Both fold the detail into Message (the field REST/MCP surface to the agent) and leave Cause nil, so PackError.Error() never doubles. Adopted at the fatal chat-LLM entry points: content.ground (claim extraction), research.deep (synthesis), blog.publish (prompt mode), web.test (planning). Best-effort dispatches that already degrade gracefully (content.ground rewrite/verify, slides.narrate metadata) are left as-is.

We deliberately do not auto-fallback to another model on ErrUnknownProvider — that masks the operator's misconfiguration. ADR 005's explicit fallback-chain rules remain the sanctioned path for intentional model failover.
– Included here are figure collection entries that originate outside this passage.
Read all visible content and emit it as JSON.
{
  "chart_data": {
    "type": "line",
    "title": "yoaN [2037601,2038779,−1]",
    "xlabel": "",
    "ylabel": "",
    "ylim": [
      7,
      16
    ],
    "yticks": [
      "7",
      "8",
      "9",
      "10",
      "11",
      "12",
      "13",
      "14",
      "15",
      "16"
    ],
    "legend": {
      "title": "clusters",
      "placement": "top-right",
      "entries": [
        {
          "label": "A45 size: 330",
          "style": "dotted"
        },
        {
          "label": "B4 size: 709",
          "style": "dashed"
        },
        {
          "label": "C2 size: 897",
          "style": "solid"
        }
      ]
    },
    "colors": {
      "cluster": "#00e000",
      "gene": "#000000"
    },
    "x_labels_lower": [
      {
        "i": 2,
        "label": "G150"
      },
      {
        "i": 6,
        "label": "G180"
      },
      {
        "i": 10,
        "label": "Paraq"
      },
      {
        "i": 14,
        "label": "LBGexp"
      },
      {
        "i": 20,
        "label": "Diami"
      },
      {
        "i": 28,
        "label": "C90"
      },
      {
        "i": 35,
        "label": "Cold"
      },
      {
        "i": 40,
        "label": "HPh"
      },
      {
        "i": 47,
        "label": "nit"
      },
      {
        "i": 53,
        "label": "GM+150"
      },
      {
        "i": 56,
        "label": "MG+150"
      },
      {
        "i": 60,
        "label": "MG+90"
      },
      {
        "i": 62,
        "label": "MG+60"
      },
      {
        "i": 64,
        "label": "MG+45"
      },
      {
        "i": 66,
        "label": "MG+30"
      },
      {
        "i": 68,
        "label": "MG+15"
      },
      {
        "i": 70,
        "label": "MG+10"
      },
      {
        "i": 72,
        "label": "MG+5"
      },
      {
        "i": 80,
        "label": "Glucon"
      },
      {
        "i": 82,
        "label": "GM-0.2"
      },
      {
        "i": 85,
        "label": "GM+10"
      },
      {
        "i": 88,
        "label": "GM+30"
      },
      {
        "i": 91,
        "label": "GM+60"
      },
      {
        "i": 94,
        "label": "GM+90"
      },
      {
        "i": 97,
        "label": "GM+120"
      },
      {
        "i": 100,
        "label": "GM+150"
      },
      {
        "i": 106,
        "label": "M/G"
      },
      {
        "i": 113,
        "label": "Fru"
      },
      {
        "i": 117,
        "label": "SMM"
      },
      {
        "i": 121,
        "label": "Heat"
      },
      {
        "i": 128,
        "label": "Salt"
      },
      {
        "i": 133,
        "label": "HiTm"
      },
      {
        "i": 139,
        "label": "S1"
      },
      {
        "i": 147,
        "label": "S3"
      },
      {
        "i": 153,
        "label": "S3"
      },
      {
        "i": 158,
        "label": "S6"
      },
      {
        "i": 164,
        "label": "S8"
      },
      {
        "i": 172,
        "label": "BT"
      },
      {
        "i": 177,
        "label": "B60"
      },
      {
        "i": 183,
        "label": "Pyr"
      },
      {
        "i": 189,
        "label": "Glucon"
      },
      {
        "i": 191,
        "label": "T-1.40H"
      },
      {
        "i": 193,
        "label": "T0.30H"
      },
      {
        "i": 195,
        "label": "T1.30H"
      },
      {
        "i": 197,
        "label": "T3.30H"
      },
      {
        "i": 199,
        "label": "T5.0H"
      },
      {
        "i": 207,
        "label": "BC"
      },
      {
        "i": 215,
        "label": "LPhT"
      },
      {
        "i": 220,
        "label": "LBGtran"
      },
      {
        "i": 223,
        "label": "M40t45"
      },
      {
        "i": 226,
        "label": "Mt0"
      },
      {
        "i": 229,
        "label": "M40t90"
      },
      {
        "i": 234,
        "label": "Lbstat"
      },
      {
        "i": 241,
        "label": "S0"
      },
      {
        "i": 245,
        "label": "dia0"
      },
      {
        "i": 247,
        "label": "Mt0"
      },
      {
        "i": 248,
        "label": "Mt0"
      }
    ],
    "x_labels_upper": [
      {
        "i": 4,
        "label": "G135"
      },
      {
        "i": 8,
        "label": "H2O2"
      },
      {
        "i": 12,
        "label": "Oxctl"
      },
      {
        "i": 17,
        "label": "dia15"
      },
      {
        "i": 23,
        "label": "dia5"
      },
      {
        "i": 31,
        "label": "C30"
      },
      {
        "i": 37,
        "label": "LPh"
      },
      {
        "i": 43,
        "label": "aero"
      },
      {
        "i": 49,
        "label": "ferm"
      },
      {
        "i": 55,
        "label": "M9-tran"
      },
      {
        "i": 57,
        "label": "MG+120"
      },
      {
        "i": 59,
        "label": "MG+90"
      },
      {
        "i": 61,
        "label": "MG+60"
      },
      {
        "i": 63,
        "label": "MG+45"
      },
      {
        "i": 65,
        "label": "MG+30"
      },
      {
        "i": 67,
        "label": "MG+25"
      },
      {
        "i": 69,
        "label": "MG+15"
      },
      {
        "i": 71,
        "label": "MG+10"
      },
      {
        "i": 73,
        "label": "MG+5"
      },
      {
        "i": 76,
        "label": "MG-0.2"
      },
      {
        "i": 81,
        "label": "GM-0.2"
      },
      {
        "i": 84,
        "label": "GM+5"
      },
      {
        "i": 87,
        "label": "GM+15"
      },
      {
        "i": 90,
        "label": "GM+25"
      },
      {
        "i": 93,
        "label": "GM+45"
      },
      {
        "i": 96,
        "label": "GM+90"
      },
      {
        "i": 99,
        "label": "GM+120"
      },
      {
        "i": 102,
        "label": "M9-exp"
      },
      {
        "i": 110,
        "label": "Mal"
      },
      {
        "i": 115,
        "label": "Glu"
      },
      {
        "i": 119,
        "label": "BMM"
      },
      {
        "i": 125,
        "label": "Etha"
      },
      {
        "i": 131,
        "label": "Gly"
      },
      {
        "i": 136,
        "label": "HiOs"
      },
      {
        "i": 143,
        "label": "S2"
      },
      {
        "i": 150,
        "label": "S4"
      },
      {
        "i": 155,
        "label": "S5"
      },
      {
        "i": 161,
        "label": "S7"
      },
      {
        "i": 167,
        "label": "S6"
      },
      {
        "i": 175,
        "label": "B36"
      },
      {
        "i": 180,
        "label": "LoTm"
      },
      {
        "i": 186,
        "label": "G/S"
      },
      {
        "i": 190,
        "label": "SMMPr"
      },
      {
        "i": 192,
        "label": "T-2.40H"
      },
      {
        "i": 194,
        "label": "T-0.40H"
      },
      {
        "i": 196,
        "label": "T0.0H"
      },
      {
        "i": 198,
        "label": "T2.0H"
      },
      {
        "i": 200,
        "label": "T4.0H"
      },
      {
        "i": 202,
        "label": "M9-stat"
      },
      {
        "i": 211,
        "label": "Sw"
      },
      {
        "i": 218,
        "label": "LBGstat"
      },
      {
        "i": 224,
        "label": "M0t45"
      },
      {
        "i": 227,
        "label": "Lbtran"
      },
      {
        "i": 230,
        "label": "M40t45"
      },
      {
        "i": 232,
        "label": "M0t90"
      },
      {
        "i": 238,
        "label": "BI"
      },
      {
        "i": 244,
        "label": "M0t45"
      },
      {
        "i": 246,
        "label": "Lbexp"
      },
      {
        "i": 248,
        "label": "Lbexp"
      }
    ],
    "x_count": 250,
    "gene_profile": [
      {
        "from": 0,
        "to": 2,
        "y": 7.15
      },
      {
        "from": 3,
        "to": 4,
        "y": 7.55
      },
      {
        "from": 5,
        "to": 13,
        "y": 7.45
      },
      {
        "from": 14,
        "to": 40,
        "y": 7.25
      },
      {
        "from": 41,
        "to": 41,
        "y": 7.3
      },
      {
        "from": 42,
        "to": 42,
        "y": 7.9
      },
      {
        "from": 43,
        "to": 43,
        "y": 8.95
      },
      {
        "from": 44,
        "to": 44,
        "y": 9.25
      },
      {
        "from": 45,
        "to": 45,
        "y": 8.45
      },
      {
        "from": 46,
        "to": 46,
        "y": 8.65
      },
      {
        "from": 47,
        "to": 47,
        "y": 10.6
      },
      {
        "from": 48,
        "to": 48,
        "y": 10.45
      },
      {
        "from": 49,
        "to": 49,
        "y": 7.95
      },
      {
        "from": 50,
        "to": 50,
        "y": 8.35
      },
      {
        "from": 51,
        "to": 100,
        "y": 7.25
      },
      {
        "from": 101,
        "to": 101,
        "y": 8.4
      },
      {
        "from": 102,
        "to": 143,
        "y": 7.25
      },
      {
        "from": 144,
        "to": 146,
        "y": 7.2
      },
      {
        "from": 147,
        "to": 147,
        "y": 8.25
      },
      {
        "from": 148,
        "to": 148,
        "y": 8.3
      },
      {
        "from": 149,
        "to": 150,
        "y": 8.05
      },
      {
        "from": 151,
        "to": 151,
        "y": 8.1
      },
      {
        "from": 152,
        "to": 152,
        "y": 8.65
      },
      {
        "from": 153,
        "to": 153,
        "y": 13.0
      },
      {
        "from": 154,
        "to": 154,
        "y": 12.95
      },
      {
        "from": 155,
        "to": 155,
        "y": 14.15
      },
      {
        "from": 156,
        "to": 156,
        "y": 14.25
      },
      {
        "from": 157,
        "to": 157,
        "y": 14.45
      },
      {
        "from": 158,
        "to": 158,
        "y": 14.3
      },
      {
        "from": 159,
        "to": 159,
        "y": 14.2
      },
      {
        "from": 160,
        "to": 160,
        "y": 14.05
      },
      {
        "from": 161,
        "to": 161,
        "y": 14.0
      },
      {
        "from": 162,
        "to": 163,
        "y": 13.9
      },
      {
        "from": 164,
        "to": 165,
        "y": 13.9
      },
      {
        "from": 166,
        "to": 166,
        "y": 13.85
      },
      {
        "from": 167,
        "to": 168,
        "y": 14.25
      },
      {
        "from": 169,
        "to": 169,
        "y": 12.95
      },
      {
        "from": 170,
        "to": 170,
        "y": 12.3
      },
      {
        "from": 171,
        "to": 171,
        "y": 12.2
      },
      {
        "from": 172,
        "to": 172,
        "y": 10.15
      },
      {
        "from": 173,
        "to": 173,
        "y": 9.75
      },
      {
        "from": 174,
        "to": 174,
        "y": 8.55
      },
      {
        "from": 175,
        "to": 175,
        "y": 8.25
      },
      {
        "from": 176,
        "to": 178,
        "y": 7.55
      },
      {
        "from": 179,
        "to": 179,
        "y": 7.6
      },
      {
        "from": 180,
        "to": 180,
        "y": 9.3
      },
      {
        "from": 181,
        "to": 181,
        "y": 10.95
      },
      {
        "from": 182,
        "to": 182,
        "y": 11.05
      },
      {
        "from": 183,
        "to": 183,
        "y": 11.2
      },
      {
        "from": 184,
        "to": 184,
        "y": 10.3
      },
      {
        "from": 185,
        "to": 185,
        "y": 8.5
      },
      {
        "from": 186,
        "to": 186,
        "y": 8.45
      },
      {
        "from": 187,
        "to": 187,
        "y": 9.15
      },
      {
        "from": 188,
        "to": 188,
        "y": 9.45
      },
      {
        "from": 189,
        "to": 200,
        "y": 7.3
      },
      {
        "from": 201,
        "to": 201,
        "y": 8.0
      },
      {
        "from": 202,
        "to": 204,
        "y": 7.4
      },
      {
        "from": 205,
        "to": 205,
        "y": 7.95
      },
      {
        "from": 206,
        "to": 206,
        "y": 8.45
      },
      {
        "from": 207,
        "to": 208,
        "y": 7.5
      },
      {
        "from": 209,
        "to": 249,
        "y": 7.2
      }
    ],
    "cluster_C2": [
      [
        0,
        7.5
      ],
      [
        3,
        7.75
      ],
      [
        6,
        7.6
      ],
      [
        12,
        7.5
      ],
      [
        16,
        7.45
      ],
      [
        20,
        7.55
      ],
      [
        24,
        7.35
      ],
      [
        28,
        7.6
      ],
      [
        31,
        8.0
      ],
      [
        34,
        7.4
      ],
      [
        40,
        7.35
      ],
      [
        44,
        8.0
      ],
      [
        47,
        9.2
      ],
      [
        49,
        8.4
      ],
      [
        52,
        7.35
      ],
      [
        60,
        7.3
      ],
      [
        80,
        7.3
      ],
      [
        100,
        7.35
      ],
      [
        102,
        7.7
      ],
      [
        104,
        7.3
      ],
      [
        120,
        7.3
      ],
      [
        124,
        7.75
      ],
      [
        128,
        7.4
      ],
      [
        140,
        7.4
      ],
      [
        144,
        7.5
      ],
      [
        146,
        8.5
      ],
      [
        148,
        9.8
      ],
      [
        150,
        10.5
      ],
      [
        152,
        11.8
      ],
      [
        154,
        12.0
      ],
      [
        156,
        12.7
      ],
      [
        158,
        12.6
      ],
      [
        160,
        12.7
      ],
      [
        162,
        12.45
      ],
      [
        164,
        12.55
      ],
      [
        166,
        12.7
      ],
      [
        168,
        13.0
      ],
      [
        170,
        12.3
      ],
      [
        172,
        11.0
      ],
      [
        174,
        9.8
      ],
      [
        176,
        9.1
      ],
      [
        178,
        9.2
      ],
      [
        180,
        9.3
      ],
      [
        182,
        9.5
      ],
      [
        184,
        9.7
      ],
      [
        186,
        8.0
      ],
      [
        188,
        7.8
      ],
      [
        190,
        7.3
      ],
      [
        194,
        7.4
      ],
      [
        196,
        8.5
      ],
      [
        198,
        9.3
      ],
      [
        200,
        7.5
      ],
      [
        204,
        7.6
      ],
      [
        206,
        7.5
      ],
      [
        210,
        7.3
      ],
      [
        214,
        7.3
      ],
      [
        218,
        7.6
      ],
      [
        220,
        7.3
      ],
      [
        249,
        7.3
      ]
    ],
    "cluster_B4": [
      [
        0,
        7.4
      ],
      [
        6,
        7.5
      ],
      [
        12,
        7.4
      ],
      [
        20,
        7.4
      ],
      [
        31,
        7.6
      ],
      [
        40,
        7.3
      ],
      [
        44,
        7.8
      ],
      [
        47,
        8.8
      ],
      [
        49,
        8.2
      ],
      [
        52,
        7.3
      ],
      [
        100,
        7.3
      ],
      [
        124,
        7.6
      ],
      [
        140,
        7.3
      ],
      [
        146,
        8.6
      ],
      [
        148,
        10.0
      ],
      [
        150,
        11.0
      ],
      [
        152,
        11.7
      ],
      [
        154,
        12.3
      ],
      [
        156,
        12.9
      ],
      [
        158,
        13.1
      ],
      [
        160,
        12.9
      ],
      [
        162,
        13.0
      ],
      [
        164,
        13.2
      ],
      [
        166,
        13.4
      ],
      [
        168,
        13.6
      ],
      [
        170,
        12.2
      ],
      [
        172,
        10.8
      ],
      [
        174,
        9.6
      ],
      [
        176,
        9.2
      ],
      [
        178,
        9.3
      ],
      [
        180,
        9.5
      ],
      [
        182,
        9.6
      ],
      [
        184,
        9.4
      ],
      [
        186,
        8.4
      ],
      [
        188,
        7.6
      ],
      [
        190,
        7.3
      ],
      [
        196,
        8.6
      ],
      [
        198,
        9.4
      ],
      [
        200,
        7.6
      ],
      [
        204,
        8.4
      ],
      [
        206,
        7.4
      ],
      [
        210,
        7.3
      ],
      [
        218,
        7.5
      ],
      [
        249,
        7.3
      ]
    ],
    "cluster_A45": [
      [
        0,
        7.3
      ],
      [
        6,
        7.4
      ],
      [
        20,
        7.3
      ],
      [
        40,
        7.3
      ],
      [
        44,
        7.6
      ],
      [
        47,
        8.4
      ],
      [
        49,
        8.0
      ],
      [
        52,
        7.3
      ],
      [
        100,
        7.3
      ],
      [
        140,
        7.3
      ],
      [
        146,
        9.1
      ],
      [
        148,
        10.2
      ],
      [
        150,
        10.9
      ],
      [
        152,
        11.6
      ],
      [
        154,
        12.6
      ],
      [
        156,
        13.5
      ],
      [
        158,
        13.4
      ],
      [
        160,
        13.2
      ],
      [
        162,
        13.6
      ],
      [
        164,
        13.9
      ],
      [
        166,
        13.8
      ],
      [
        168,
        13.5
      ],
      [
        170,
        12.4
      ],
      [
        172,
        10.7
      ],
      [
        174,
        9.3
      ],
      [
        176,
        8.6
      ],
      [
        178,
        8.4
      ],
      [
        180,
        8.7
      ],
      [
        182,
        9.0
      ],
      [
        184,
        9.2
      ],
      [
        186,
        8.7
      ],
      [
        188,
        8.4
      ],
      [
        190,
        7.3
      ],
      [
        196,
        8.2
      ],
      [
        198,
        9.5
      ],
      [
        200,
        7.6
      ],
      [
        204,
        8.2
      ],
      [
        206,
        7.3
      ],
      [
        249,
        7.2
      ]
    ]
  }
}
Proactive — helmdeck://models

A new MCP resource lists the chat models the gateway can route to right now, as full provider/model IDs, backed by the gateway registry's AllModels (gateway.go:333). It mirrors the helmdeck://voices / helmdeck://image-models wiring and is referenced by the reactive error message, the helmdeck__pipeline-create tool description, and SKILL.md. The agent reads it before choosing a model.

Consequences

Positive:

  • A bad model now returns invalid_input with "pick a configured model from helmdeck://models" — the agent self-corrects in one turn instead of hallucinating.
  • The model catalog is discoverable the same way voices/image-models already are; no bespoke surface.
  • The doubled-message bug is gone for all adopting packs.

Negative / bounded:

  • The reactive helper keys off two gateway sentinels; a provider that returns its own "model not found" as an opaque 404 still lands as handler_failed until that provider surfaces a typed signal (acceptable — the common case is the unrouteable provider, which is caught).
  • helmdeck://models reflects only currently registered providers, so its contents depend on which keys are configured — which is the honest answer to "what can I actually use."

§6.6 Capability Packs, §6.x AI Gateway routing.

Related ADRs: ADR 005 (the provider/model routing + fallback rules), ADR 008 (the recoverability intent behind invalid_input vs handler_failed), ADR 041 (pipeline steps set model and benefit most from discovery).